In the 1980s, Cahn assisted a colleague, Israeli scientist Dan Shechtman, with the discovery of the quasi-crystal, a particle described by NIST as “an arrangement of atoms thought to be forbidden by nature.” Rather than displaying repeating patterns, as do the crystals that form snowflakes or rock candy, quasi-crystals show non-repeating patterns.
“We inherited that catalogue of crystals from the early 19th century,” Cahn told the New York Times in 1985, “and the whole subject has long been considered closed. There was nothing more to be done but classify crystals according to pigeonholes. When Shechtman first showed me his discovery, I told him to go away, that it couldn’t be. But to his credit, he didn’t. Despite the objections of nearly all scientists, he patiently and obstinately kept at it. He was a real hero.”
Shechtman received the Nobel Prize in chemistry in 2011.
In an interview, Carol A. Handwerker, a professor in the school of materials engineering at Purdue University in Indiana, credited Cahn with bringing a “mathematical and physics-based rigor” to his science.
“The advancement of materials science and engineering as an exact and unified science,” she once wrote in a tribute to him, “owes a large measure of its success to John Cahn.”
Hans Werner Cahn was born to a Jewish family in Cologne, Germany, on Jan. 9, 1928. His mother was an X-ray technician, and his father was a lawyer who had opposed the Nazis in the years before Adolf Hitler became chancellor in 1933.
That year, a fellow lawyer stopped the elder Cahn on his way to work and warned him that the SS had come to arrest him. He returned home, collected his wife and children, and escaped to the Black Forest.

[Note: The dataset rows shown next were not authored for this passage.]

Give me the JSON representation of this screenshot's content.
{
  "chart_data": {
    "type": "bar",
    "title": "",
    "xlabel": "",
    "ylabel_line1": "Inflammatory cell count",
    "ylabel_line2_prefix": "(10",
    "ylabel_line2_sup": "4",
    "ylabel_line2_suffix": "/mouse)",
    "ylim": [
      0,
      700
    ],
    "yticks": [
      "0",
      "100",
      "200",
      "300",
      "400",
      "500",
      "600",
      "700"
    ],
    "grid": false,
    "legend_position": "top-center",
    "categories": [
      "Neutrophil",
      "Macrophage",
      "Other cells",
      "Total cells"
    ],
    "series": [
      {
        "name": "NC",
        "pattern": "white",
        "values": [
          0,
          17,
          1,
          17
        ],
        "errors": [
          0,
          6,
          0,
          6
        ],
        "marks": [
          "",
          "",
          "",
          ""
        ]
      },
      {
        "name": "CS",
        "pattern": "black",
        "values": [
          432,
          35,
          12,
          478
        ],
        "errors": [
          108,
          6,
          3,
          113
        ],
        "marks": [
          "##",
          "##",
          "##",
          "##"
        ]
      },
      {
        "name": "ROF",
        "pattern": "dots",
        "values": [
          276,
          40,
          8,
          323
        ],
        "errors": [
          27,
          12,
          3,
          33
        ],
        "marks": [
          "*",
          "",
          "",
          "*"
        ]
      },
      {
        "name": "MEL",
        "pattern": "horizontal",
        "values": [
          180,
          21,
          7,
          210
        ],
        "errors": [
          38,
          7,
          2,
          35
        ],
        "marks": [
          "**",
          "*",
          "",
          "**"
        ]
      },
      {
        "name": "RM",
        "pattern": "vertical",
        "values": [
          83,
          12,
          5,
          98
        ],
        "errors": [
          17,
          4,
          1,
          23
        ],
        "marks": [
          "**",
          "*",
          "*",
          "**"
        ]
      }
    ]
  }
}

The Cahns moved throughout Europe and eventually to Amsterdam, where Cahn began his schooling, according to a biographical sketch.
In 1939, the family immigrated to the United States, where Cahn became known as John. Most of his family, including relatives in Germany and those who had decided to wait out the war in Holland, perished in the Holocaust.
The Cahns settled in New York City. Cahn became a U.S. citizen in 1945 and served in the Army in Japan in the aftermath of World War II. He received a bachelor’s degree in chemistry from the University of Michigan in 1949 and a Ph.D in physical chemistry from the University of California at Berkeley in the early 1950s.
He was a researcher for General Electric in Schenectady, N.Y., and taught at MIT before joining what was then the National Bureau of Standards in 1977. He later became a senior fellow in the materials science and engineering laboratory.
Cahn lived for many years in Bethesda, Md., before moving to Seattle in 2007. He was an affiliate professor at the University of Washington.
Survivors include his wife of 65 years, the former Anne Hessing, of Seattle; three children, Martin Cahn of Seattle, Andy Cahn of Kenmore, Wash., and Lorie Cahn of Jackson, Wyo.; a sister; and six grandchildren.
Cahn was credited with weaving mathematics into science to help explain phenomena such as the tendency of water to form beads on slick surfaces such as a newly waxed car. At times, particularly in applications of the Cahn-Hilliard equation, Cahn said that he was surprised by the discoveries his work begot.
“Having been the father of this equation, it really is very similar to being a father, because it has a life of its own,” he once told an interviewer for NIST. “I long ago lost the ability to keep guiding it. It’s just going, and I’m very proud of it, but it’s on its own.”